Schistosomiasis, or infection with the flatworm Schistosoma mansoni, affects more than 240 million people worldwide. In some countries— including Brazil—control programs have led to a significant reduction in the prevalence and parasite burden of endemic populations. However, in this setting it can be difficult to detect active infections since the Kato-Katz technique loses its sensitivity.
Stefan Geiger, of Brazil's Federal University of Minas Gerais, and colleagues examined 254 individuals in a moderate prevalence area of Northern Minas Gerais, Brazil, using four different approaches to test for intestinal schistosomiasis. The approaches were: the standard Kato-Katz technique, which analyzes slides from up to three fecal samples; a modified Helmintex method, which isolates eggs from 30 g. of feces using magnetic beads; a saline gradient, which cleans 500 mg of feces to detect eggs; and a rapid urine test (POC-CCA) which detects a secreted protein produced mainly by adult worms of S. mansoni.
When additional tests were used alongside the Kato-Katz method, the estimated prevalence of schistosomiasis in the population rose 2.3 times, from 20.4% to 45.9%. All methods lost their high sensitivity at low and very low intensity infections. The sensitivity of the POC-CCA (64.9%) was similar to the sensitivity of analyzing six Kato-Katz slides from three fecal samples.

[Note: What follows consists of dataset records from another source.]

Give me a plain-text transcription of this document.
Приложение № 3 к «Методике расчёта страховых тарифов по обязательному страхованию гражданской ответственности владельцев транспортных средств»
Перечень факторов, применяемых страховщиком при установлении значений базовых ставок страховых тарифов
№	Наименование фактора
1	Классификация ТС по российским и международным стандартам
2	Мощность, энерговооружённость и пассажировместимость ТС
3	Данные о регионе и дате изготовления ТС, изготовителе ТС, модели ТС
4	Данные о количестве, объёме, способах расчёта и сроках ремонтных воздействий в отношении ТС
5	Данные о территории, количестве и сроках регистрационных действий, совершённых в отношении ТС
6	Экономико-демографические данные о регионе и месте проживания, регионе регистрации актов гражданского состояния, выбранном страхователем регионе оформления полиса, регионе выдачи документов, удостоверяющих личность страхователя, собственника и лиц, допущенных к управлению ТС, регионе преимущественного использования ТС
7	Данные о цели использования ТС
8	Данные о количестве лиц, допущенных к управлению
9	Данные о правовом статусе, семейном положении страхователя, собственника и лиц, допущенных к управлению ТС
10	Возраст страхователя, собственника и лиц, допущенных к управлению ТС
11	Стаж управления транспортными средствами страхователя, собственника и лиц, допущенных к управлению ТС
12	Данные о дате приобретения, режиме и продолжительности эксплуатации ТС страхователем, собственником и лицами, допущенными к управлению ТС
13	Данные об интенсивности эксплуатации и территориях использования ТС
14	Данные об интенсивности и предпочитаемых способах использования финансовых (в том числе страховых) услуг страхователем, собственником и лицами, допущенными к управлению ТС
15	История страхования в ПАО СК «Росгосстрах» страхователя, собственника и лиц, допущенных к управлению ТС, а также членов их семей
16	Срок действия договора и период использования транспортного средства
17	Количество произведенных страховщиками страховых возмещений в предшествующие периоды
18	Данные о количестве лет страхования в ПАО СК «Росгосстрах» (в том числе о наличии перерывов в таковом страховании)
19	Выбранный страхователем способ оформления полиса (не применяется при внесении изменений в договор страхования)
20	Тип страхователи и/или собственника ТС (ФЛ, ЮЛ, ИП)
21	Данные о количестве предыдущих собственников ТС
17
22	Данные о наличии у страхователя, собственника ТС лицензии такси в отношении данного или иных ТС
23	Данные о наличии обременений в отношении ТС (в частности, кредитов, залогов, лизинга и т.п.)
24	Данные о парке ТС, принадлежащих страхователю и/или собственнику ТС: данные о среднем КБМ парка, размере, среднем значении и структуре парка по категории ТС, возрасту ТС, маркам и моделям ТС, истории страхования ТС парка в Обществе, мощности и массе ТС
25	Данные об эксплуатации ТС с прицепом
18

The best sensitivity was obtained with the Helmintex method (84%).
"In its present form, Helmintex is not applicable for large-scale screening due to the required sample size and the time-consuming sieving and sedimentation processes, but might be an adequate reference standard or gold standard for the evaluation of newly developed, field-based diagnostic tests," the researchers say. "We believe that a combination of methods has to be implemented since the schistosomiasis control programs in different regions of the world are moving from morbidity control towards transmission control and elimination."